On some level, this is fine. Microsoft, Meta, and every other company that shows wild demos like this are trying to give an artistic impression of what the future could be, not necessarily account for every technical question. It’s a time-honored tradition going back to AT&T’s demo of a voice-controlled foldable phone that could magically erase people from images and generate 3D models, all of which might’ve seemed similarly impossible at the time.
However, this kind of wishful-thinking-as-tech-demo leaves us in a place where it’s hard to pinpoint which aspects of the various visions of the metaverse will actually be real one day. If VR and AR headsets become comfortable and cheap enough for people to wear on a daily basis—a substantial “if”—then perhaps the idea of a virtual poker game where your friends are robots and holograms and floating in space could be somewhat close to reality. If not, well you could always play Tabletop Simulator on a Discord video call.
The flashiness of VR and AR also obscure the more mundane aspects of the metaverse that might be more likely to come to fruition. It would be trivially easy for tech companies to invent, say, an open digital avatar standard, a type of file that includes characteristics you might enter into a character creator—like eye color, hairstyle, or clothing options—and let you take it everywhere. There’s no need to build a more comfortable VR headset for that.
But that’s not as fun to imagine.
What’s the Metaverse Like Right Now?
The paradox of defining the metaverse is that in order for it to be the future, you have to define away the present. We already have MMOs that are essentially entire virtual worlds, digital concerts, video calls with people from all over the world, online avatars, and commerce platforms.
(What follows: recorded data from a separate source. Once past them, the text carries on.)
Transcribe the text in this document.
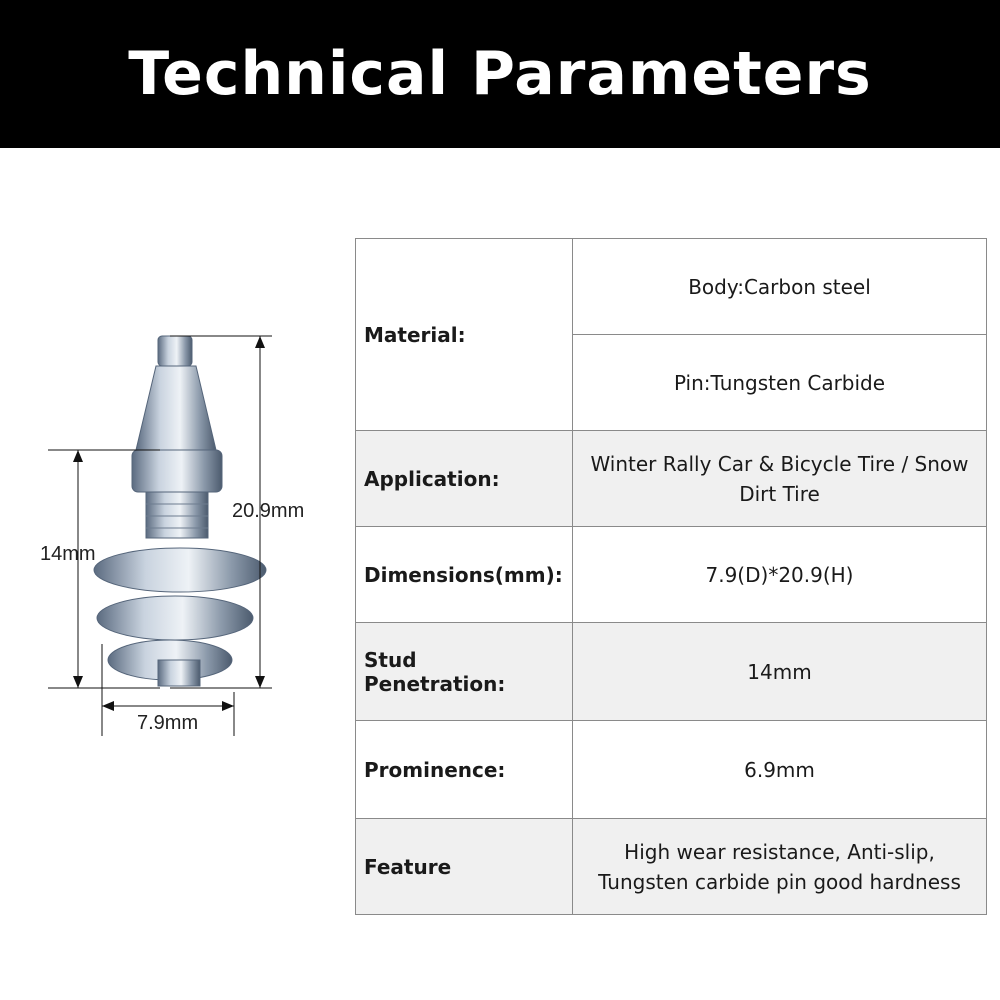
Technical Parameters
20.9mm
14mm
7.9mm
Material:	Body:Carbon steel
	Pin:Tungsten Carbide
Application:	Winter Rally Car & Bicycle Tire / Snow Dirt Tire
Dimensions(mm):	7.9(D)*20.9(H)
Stud Penetration:	14mm
Prominence:	6.9mm
Feature	High wear resistance, Anti-slip, Tungsten carbide pin good hardness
So in order to sell these things as a new vision of the world, there has to be some element of it that’s new.
Spend enough time having discussions about the metaverse and inevitably someone will reference fictional stories like Snow Crash—the 1992 novel that coined the term “metaverse”—or Ready Player One, which depicts a VR world where everyone works, plays, and shops. Combined with the general pop culture idea of holograms and heads-up displays (basically anything Iron Man has used in his last 10 movies) these stories serve as an imaginative reference point for what the metaverse—a metaverse that tech companies could actually sell as something new—could look like.
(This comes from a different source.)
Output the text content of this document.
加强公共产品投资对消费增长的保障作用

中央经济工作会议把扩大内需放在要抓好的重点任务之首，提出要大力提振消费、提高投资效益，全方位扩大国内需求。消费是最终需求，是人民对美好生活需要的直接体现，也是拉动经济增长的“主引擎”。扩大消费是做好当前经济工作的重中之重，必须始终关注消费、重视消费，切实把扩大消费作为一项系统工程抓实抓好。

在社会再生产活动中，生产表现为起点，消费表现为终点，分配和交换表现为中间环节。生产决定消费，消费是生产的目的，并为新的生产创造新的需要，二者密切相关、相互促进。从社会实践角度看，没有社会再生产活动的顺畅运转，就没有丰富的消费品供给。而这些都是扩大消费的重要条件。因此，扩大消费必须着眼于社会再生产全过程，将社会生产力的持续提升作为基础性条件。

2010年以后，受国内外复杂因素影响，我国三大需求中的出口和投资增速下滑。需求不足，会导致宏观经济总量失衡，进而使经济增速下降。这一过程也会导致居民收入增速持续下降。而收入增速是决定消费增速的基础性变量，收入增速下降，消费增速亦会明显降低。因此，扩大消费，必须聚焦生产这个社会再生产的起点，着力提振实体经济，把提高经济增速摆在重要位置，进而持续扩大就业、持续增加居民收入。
That kind of hype is as vital a part of the idea of the metaverse as any other. It’s no wonder, then, that people promoting things like NFTs—cryptographic tokens that can serve as certificates of ownership of a digital item, sort of—are also latching onto the idea of the metaverse. Sure, NFTs are bad for the environment, but if it could be argued that these tokens might be the digital key to your virtual mansion in Roblox, then boom. You’ve just transformed your hobby of buying memes into a crucial piece of infrastructure for the future of the internet (and possibly raised the value of all that cryptocurrency you’re holding.)
It’s important to keep all this context in mind because while it’s tempting to compare the proto-metaverse ideas we have today to the early internet and assume everything will get better and progress in a linear fashion, that’s not a given. There’s no guarantee people will even want to hang out sans legs in a virtual office or play poker with Dreamworks Mark Zuckerberg, much less whether VR and AR tech will ever become seamless enough to be as common as smartphones and computers are today.
It may even be the case that any real “metaverse” would be little more than some cool VR games and digital avatars in Zoom calls, but mostly just something we still think of as the internet.